I'm pointing out that perpetual warfare is the human condition and that the world we're living in today is the most peaceful we've known in all of human history. That provides very strong and direct evidence that whatever we've been doing between 1945 and 2020 is helping.
> I'm afraid there really is no getting to people this belligerent and jingoistic about the matter, I just wonder how long you'd hold that point of view if it was you and those you care about on the front lines fighting these needless banker wars.
Don't presume to know anything about me. Leave the personal bullshit out of it. We both want the same thing. It's just that the historical record provides very direct evidence that hegemons--be they Roman, Chinese, Mongol, British, or American--can sustain longer periods of peace than any balance of power ever can.
> Only because your initial argument was based on the notion that the dark ages awaited us if the US pulled out of trade route protection in its attempts to fill the vacumm left behind Rome, when in reality that it's clearly not true
I entered this thread after your false claim that “the US didn't intervene” in Somali piracy. It’s not my fault you got that point of fact wrong. It’s also not my fault that you refuse to concede that point of fact and make inappropriate assumptions about my personal motivations. The only thing you are proving is your own inability or refusal to disagree in good faith.
And Spain fought for independence/Reconquista for 780 years against Moorish occupation of Iberia, the Sengoku Jidai lasted 148 years of internal civil war. I'm really not sure what else you're trying to achieve other than deflecting from the point that we don't have to abide by this mode of operation moving forward and trying to one-up your understanding of Imperial conflicts form the past isn't proving as effective as you think it is.
That fact that it occurred is not being denied, no one is disputing this took place. It just isn't in the US' People's interest to do this given the alternative that exist today.
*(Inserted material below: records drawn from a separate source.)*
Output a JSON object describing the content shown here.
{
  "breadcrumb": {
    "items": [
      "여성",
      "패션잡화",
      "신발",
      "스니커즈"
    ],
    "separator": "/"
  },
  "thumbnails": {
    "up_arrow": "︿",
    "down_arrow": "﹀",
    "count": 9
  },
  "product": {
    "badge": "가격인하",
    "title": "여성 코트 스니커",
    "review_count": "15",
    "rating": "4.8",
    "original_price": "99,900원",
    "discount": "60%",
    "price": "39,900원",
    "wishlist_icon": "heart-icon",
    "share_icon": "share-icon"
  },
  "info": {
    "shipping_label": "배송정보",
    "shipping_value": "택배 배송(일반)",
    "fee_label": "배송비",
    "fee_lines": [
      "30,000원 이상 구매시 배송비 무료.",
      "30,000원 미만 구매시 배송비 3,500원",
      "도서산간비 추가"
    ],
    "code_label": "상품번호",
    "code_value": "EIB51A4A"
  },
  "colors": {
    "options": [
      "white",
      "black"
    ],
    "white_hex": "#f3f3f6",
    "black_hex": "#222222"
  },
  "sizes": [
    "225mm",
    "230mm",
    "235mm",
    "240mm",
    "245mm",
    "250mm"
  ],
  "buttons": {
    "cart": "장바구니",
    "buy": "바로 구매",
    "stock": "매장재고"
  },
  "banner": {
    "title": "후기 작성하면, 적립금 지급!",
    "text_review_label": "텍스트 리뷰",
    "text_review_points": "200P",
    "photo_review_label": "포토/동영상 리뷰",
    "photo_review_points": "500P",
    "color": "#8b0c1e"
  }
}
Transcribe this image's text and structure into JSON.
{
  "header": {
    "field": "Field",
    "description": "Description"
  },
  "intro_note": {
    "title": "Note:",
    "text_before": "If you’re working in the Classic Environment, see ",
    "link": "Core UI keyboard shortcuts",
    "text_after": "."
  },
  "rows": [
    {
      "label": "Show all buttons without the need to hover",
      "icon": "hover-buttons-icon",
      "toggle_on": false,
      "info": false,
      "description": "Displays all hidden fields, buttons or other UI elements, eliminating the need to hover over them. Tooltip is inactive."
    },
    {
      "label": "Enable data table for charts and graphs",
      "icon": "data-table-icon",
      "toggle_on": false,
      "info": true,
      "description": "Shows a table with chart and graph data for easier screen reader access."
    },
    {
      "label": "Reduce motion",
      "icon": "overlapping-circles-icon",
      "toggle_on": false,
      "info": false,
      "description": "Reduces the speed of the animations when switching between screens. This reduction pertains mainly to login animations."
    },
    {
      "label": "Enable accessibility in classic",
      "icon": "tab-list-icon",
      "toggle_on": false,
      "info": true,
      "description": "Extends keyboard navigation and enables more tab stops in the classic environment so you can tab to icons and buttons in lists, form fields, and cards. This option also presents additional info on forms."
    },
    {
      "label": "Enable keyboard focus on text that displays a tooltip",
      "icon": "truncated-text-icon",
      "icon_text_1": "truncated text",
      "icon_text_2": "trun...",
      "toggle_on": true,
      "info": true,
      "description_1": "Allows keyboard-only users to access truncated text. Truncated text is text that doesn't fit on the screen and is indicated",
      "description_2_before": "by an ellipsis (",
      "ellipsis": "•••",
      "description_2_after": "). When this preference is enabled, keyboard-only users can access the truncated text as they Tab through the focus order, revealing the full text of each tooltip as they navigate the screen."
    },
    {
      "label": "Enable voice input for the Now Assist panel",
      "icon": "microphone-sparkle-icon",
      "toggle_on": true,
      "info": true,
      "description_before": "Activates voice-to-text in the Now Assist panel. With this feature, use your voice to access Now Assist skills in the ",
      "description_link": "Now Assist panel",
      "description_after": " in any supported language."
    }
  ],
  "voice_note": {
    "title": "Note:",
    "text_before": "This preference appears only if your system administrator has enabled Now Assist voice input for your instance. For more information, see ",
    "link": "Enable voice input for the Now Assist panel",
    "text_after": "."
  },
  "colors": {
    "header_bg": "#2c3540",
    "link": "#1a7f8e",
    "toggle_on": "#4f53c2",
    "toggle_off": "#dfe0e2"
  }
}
I'm come for a military family, I lived near the biggest Marine Base camp in the US: I've seen first hand the consequences of these campaigns, there is no glory in it just a long list of sad casualties and injured people on the US side.
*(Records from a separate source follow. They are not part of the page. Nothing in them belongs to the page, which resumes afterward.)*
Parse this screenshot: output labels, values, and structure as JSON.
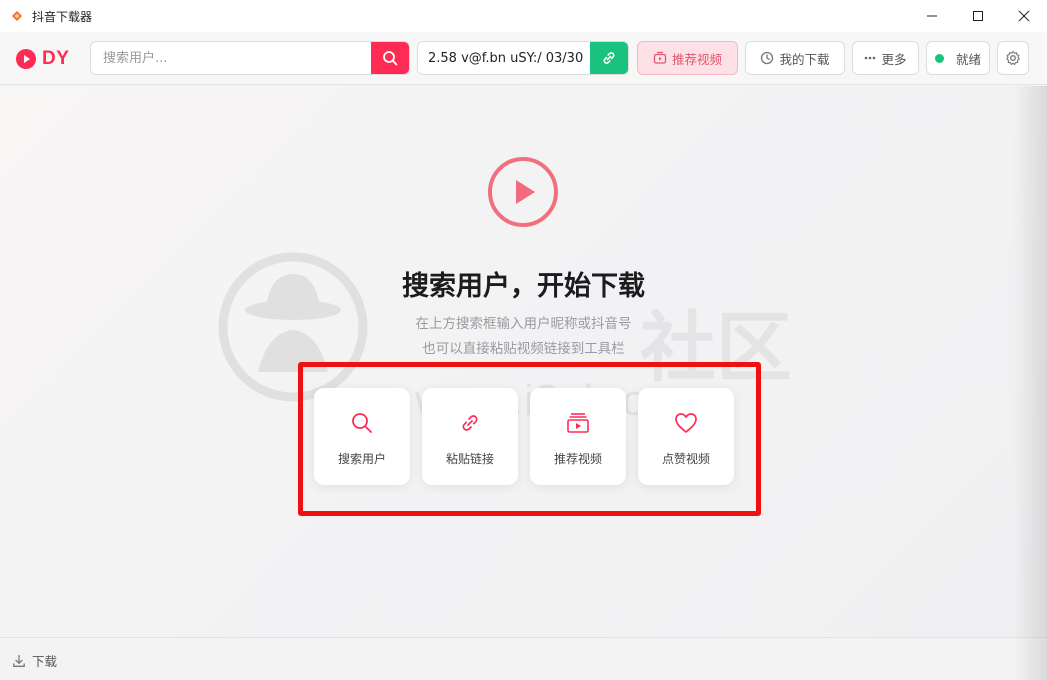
{
  "window": {
    "title": "抖音下载器",
    "controls": [
      "minimize",
      "maximize",
      "close"
    ]
  },
  "toolbar": {
    "logo_text": "DY",
    "search": {
      "placeholder": "搜索用户...",
      "value": ""
    },
    "link_input": {
      "value": "2.58 v@f.bn uSY:/ 03/30"
    },
    "buttons": {
      "recommended": "推荐视频",
      "my_downloads": "我的下载",
      "more": "更多",
      "status": "就绪"
    }
  },
  "main": {
    "title": "搜索用户，开始下载",
    "subtitle_line1": "在上方搜索框输入用户昵称或抖音号",
    "subtitle_line2": "也可以直接粘贴视频链接到工具栏",
    "cards": [
      {
        "label": "搜索用户",
        "icon": "search-icon"
      },
      {
        "label": "粘贴链接",
        "icon": "link-icon"
      },
      {
        "label": "推荐视频",
        "icon": "video-stack-icon"
      },
      {
        "label": "点赞视频",
        "icon": "heart-icon"
      }
    ],
    "watermark_url": "www.i3zh.com",
    "watermark_text": "社区"
  },
  "footer": {
    "download_label": "下载"
  },
  "colors": {
    "accent": "#fe2c55",
    "success": "#19c37d",
    "highlight_border": "#f01010"
  }
}
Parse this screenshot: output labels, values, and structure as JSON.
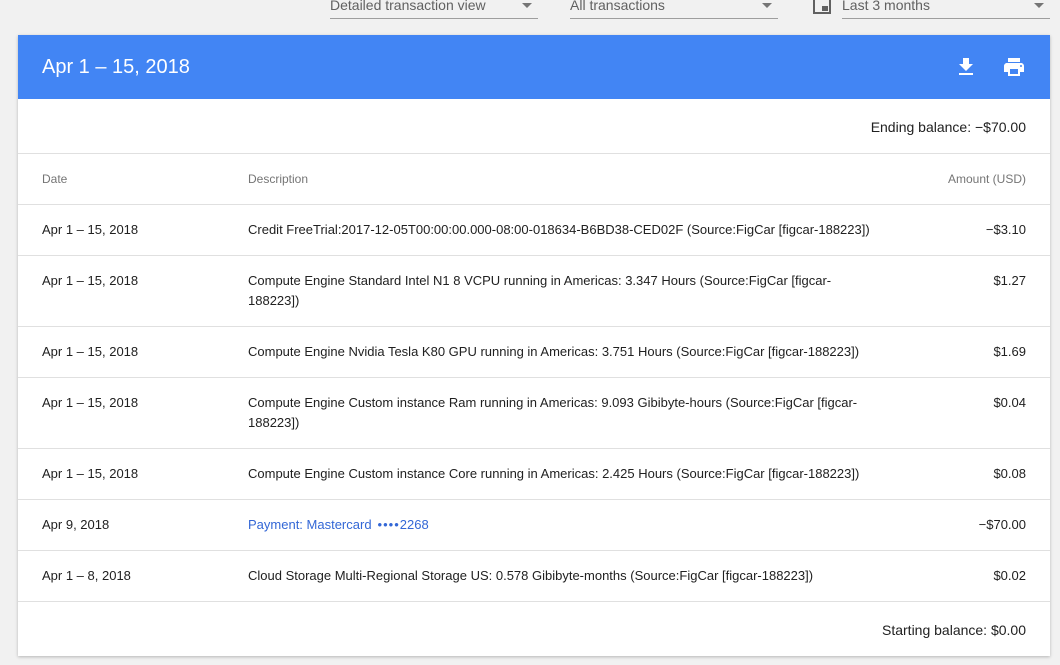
{
  "filters": {
    "view": "Detailed transaction view",
    "transactions": "All transactions",
    "range": "Last 3 months"
  },
  "card": {
    "title": "Apr 1 – 15, 2018",
    "ending_balance": "Ending balance: −$70.00",
    "starting_balance": "Starting balance: $0.00",
    "columns": {
      "date": "Date",
      "description": "Description",
      "amount": "Amount (USD)"
    },
    "rows": [
      {
        "date": "Apr 1 – 15, 2018",
        "description": "Credit FreeTrial:2017-12-05T00:00:00.000-08:00-018634-B6BD38-CED02F (Source:FigCar [figcar-188223])",
        "amount": "−$3.10"
      },
      {
        "date": "Apr 1 – 15, 2018",
        "description": "Compute Engine Standard Intel N1 8 VCPU running in Americas: 3.347 Hours (Source:FigCar [figcar-188223])",
        "amount": "$1.27"
      },
      {
        "date": "Apr 1 – 15, 2018",
        "description": "Compute Engine Nvidia Tesla K80 GPU running in Americas: 3.751 Hours (Source:FigCar [figcar-188223])",
        "amount": "$1.69"
      },
      {
        "date": "Apr 1 – 15, 2018",
        "description": "Compute Engine Custom instance Ram running in Americas: 9.093 Gibibyte-hours (Source:FigCar [figcar-188223])",
        "amount": "$0.04"
      },
      {
        "date": "Apr 1 – 15, 2018",
        "description": "Compute Engine Custom instance Core running in Americas: 2.425 Hours (Source:FigCar [figcar-188223])",
        "amount": "$0.08"
      },
      {
        "date": "Apr 9, 2018",
        "payment_label": "Payment: Mastercard",
        "payment_dots": "••••",
        "payment_last4": "2268",
        "amount": "−$70.00"
      },
      {
        "date": "Apr 1 – 8, 2018",
        "description": "Cloud Storage Multi-Regional Storage US: 0.578 Gibibyte-months (Source:FigCar [figcar-188223])",
        "amount": "$0.02"
      }
    ]
  },
  "icons": {
    "download": "download-icon",
    "print": "print-icon",
    "calendar": "date-range-icon"
  },
  "colors": {
    "header": "#4285f4",
    "link": "#3367d6"
  }
}
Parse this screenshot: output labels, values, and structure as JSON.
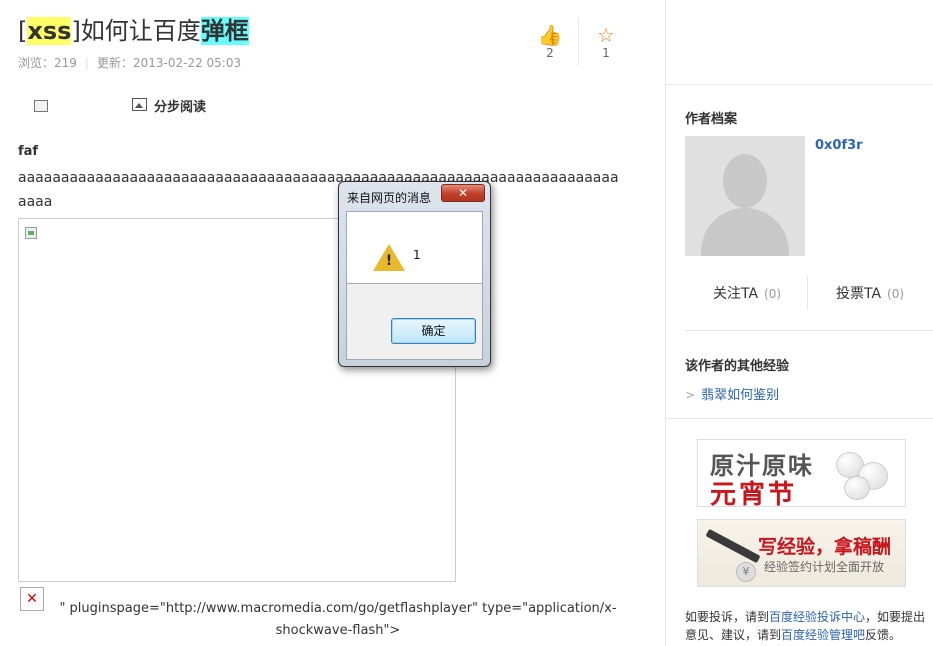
{
  "article": {
    "title_prefix": "[",
    "title_hl1": "xss",
    "title_mid": "]如何让百度",
    "title_hl2": "弹框",
    "views_label": "浏览：",
    "views": "219",
    "updated_label": "更新：",
    "updated": "2013-02-22 05:03",
    "likes": "2",
    "favorites": "1"
  },
  "toolbar": {
    "step_read_label": "分步阅读"
  },
  "content": {
    "heading": "faf",
    "text": "aaaaaaaaaaaaaaaaaaaaaaaaaaaaaaaaaaaaaaaaaaaaaaaaaaaaaaaaaaaaaaaaaaaaaaaaaa",
    "trailing_text": "\" pluginspage=\"http://www.macromedia.com/go/getflashplayer\" type=\"application/x-shockwave-flash\">"
  },
  "dialog": {
    "title": "来自网页的消息",
    "close_glyph": "✕",
    "message": "1",
    "ok_label": "确定"
  },
  "sidebar": {
    "author_heading": "作者档案",
    "username": "0x0f3r",
    "follow_label": "关注TA",
    "follow_count": "(0)",
    "vote_label": "投票TA",
    "vote_count": "(0)",
    "other_heading": "该作者的其他经验",
    "other_link": "翡翠如何鉴别",
    "banner1_top": "原汁原味",
    "banner1_bottom": "元宵节",
    "banner2_top": "写经验，拿稿酬",
    "banner2_bottom": "经验签约计划全面开放",
    "footer": {
      "p1": "如要投诉，请到",
      "link1": "百度经验投诉中心",
      "p2": "，如要提出意见、建议，请到",
      "link2": "百度经验管理吧",
      "p3": "反馈。"
    }
  },
  "colors": {
    "highlight_yellow": "#ffff66",
    "highlight_cyan": "#66ffff",
    "link_blue": "#2d64b3",
    "like_orange": "#f08a24",
    "brand_red": "#c8161d"
  }
}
> It's more than zero, which is what you made it out to be.
Only because your initial argument was based on the notion that the dark ages awaited us if the US pulled out of trade route protection in its attempts to fill the vacumm left behind Rome, when in reality that it's clearly not true... But if you wish me to clarify: yes, US joint coalitions helped, in conjunction with other Global partners participation, re-commandeer sea vessels lost to pirates.
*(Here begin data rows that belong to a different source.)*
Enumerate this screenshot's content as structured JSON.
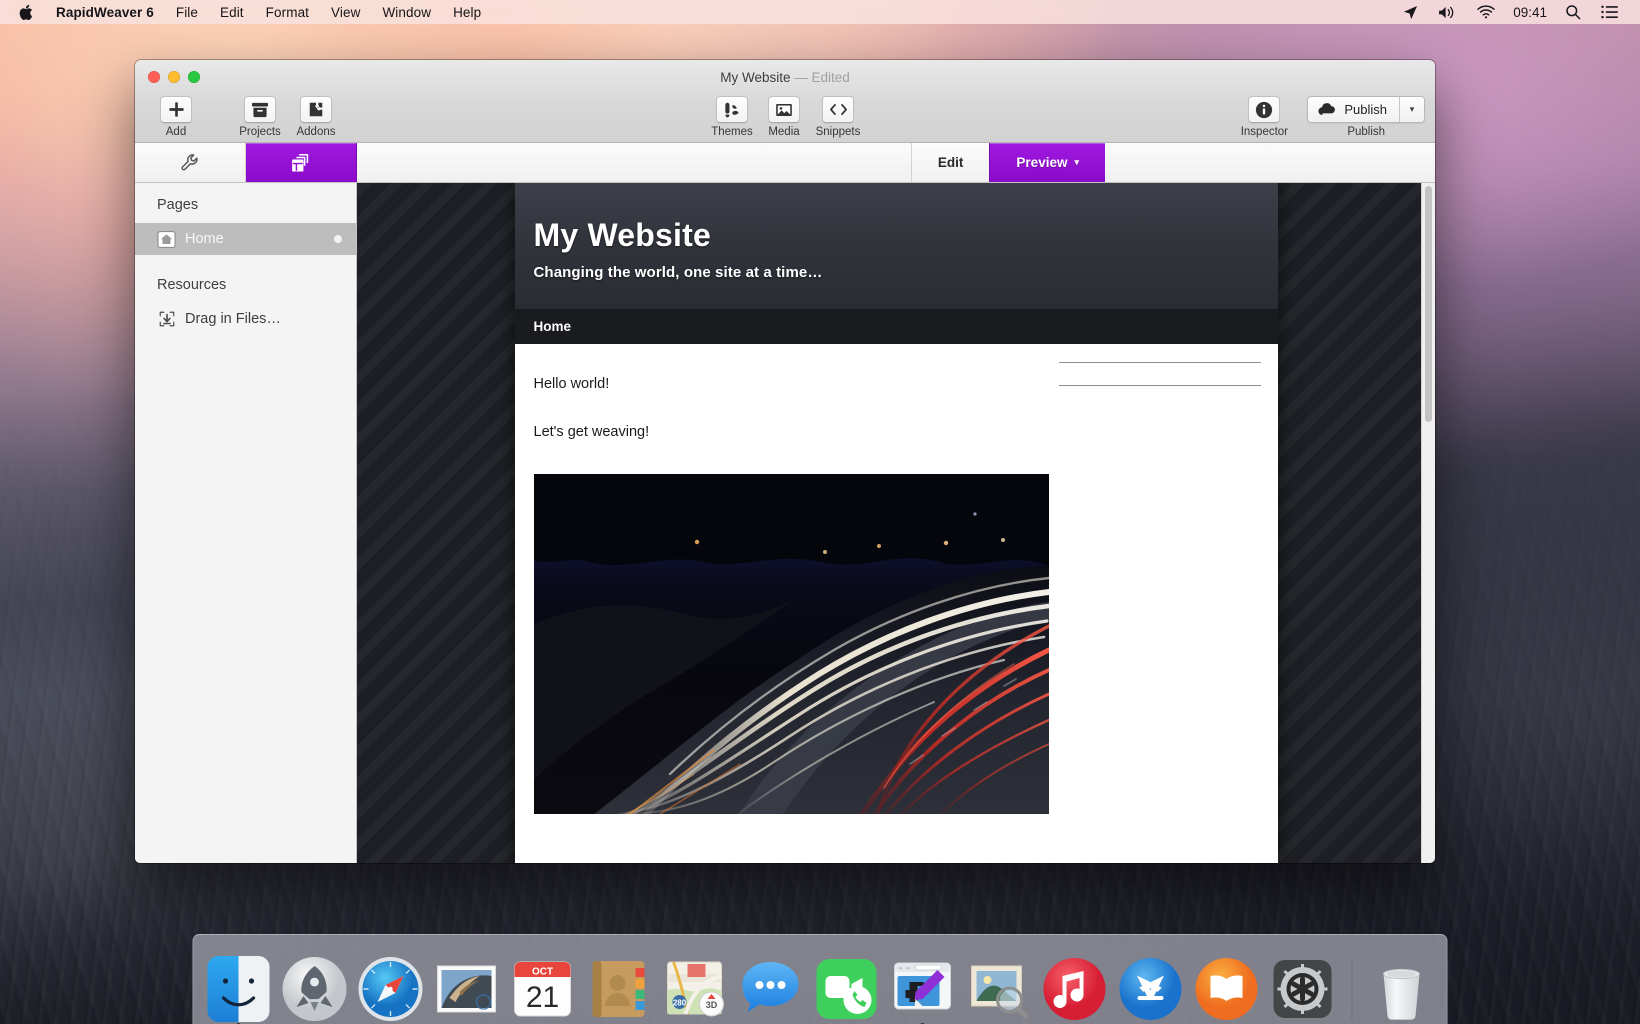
{
  "menubar": {
    "apple_icon": "apple-logo-icon",
    "app_name": "RapidWeaver 6",
    "menus": [
      "File",
      "Edit",
      "Format",
      "View",
      "Window",
      "Help"
    ],
    "status_icons": [
      "location-arrow-icon",
      "volume-icon",
      "wifi-icon"
    ],
    "clock": "09:41",
    "right_icons": [
      "search-icon",
      "notification-center-icon"
    ]
  },
  "window": {
    "title": "My Website",
    "title_separator": "—",
    "edited_status": "Edited",
    "toolbar": {
      "left_buttons": [
        {
          "label": "Add",
          "icon": "plus-icon"
        },
        {
          "label": "Projects",
          "icon": "archive-box-icon"
        },
        {
          "label": "Addons",
          "icon": "puzzle-piece-icon"
        }
      ],
      "center_buttons": [
        {
          "label": "Themes",
          "icon": "paint-brush-icon"
        },
        {
          "label": "Media",
          "icon": "photo-icon"
        },
        {
          "label": "Snippets",
          "icon": "code-brackets-icon"
        }
      ],
      "inspector": {
        "label": "Inspector",
        "icon": "info-circle-icon"
      },
      "publish": {
        "label": "Publish",
        "caption": "Publish",
        "icon": "cloud-upload-icon",
        "menu_caret": "▾"
      }
    },
    "modebar": {
      "segments": [
        {
          "name": "settings-segment",
          "icon": "wrench-icon",
          "active": false
        },
        {
          "name": "pages-segment",
          "icon": "pages-stack-icon",
          "active": true
        }
      ],
      "edit_label": "Edit",
      "preview_label": "Preview",
      "preview_caret": "▾",
      "active_mode": "Preview",
      "accent_color": "#9413d4"
    },
    "sidebar": {
      "pages_header": "Pages",
      "pages": [
        {
          "label": "Home",
          "icon": "home-page-icon",
          "selected": true,
          "status_dot": true
        }
      ],
      "resources_header": "Resources",
      "drop_zone": {
        "label": "Drag in Files…",
        "icon": "download-into-box-icon"
      }
    },
    "preview": {
      "site_title": "My Website",
      "site_slogan": "Changing the world, one site at a time…",
      "nav_items": [
        "Home"
      ],
      "content": [
        "Hello world!",
        "Let's get weaving!"
      ],
      "photo_alt": "night-highway-light-trails-photo"
    }
  },
  "dock": {
    "items": [
      {
        "name": "finder",
        "label": "Finder",
        "running": true
      },
      {
        "name": "launchpad",
        "label": "Launchpad",
        "running": false
      },
      {
        "name": "safari",
        "label": "Safari",
        "running": false
      },
      {
        "name": "mail",
        "label": "Mail",
        "running": false
      },
      {
        "name": "calendar",
        "label": "Calendar",
        "running": false,
        "month": "OCT",
        "day": "21"
      },
      {
        "name": "contacts",
        "label": "Contacts",
        "running": false
      },
      {
        "name": "maps",
        "label": "Maps",
        "running": false,
        "badge": "3D",
        "route": "280"
      },
      {
        "name": "messages",
        "label": "Messages",
        "running": false
      },
      {
        "name": "facetime",
        "label": "FaceTime",
        "running": false
      },
      {
        "name": "rapidweaver",
        "label": "RapidWeaver",
        "running": true
      },
      {
        "name": "preview",
        "label": "Preview",
        "running": false
      },
      {
        "name": "itunes",
        "label": "iTunes",
        "running": false
      },
      {
        "name": "app-store",
        "label": "App Store",
        "running": false
      },
      {
        "name": "ibooks",
        "label": "iBooks",
        "running": false
      },
      {
        "name": "system-preferences",
        "label": "System Preferences",
        "running": false
      }
    ],
    "trash": {
      "name": "trash",
      "label": "Trash"
    }
  }
}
> Yes, and I think it takes a completely willful or perhaps tendentious ignorance of history to claim otherwise.
You seem entirely fixed on the idea that it must continue this way so much you refuse for it to be any other way. Do you really think having this mindset is correct during a pandemic, mass economic crisis and global civil unrest while China is trying to expand its territory and illegally annex Hong Kong and eying up Taiwan, while playing bully in the South China Sea? This doesn't end well for Humanity if it does and could ensure we really do go extinct, Nuclear leaks have been detected in N. Europe from possible failures in Russia this week, do you really think Warfare is in any way a viable choice given all the problems we have going on? We still have Fukushima pouring nuclear contaminated water into the Pacific Ocean for what will soon be a decade in 9 months from now.
I'm afraid there really is no getting to people this belligerent and jingoistic about the matter, I just wonder how long you'd hold that point of view if it was you and those you care about on the front lines fighting these needless banker wars.